Now, she’s fallen in love with the newly-refurbished Kompleks Tun Abdul Razak (Komtar).
“Although we do not have children ourselves, you can literally spend the whole day there.”
Like Rowland, I agree that spending just two days in Penang is simply insufficient. Komtar alone needs one full day in order for the kids to explore.
In particular, I enjoy the Jurassic Research Centre for what it has to offer.
Although the Penang Rainbow Skywalk at Komtar is just a mini version of the world’s longest glass bottomed bridge hanging over the Zhangjiajie Grand Canyon in China, or even the Sky Bridge of Langkawi, touted to be the tallest sky bridge in Asia, it nonetheless offered a breath-taking view of Georgetown some 249 metres below.
In most of the tall buildings I’ve visited, like the Sydney Tower, KL Tower, Menara Maybank and Petronas Skybridge, you only get the city view through the glass windows, but this Skywalk allows you to look below through the glass floor.
I was initially hesitant to walk on the glass floor, but the fear was soon overcome when I saw people taking photographs on it. I was assured that the glass could take the weight of a few people; and even if there were signs of cracking, I could at least make the dash to safe ground!
The Coco Cabana Bar & Bistro is attractive place to chill and unwind, but with a shoestring budget, we decided to give it a skip. Due to shortage of time, we also missed out the Tongkat Ali King museum.
The Science Centre, despite offering only a fraction of what the National Science Centre does, is still worth a visit, while the Magic Mirror Maze is worth trying if you can spare five minutes walking through the maze.
The 7D Discovery Motion Theatre reminds me of the National Planetarium’s dome theatre and another such theatre in Langkawi – or even the movie Jaws – but what differentiates the one in Komtar is that it is 7D, the latest virtual reality innovation.
The Ocean Explorer is another experience that is worth checking out. It is 5D, and the best part was to when we were transported in a virtual submarine. On being attacked by sharks, everyone got their adrenaline pumping.

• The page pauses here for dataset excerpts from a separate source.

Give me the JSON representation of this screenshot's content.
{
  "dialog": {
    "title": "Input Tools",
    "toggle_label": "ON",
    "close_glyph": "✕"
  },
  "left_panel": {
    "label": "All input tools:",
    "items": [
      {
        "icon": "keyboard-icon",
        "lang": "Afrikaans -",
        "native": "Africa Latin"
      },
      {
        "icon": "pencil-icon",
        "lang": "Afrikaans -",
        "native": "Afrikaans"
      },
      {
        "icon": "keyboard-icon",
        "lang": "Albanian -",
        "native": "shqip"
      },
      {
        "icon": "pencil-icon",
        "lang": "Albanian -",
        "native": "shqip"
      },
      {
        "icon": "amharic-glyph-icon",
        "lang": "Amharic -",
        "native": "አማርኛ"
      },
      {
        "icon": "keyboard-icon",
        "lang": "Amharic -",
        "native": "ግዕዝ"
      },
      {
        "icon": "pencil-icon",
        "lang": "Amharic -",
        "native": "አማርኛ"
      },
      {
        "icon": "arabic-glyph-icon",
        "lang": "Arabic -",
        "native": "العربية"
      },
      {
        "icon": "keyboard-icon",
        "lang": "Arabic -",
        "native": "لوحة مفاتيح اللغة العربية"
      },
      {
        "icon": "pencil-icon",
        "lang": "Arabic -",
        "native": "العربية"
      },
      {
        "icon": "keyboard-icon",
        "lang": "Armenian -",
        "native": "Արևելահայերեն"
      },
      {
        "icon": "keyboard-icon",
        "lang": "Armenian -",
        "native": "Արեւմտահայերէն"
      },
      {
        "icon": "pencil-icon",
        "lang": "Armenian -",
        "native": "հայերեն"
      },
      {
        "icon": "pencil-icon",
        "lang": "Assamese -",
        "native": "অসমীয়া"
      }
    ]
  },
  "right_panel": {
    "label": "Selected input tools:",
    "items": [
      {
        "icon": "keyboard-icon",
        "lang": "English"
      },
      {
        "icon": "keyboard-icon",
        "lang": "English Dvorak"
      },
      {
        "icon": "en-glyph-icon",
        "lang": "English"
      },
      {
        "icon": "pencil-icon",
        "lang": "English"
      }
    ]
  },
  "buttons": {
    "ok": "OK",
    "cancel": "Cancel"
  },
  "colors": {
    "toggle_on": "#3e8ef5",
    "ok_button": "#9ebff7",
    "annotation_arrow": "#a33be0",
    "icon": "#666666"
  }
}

In total, you will need at least one whole day at Komtar to check out all the exciting happenings they have here, and to see how this three-decade old building has been facelifted to look modern.
When we first stepped into this “other part” of the Penang State government building, we thought we were mesmerised by the skyscreen, which stretches above the pedestrian walkway. I have seen this elsewhere, but to have it in Komtar is a real plus point.
Would I visit it again a second time? Yes, if I am able to cover the other interesting tourist spots in Penang on future trips. There are just so many things that tourists can experience and enjoy when holidaying in Penang.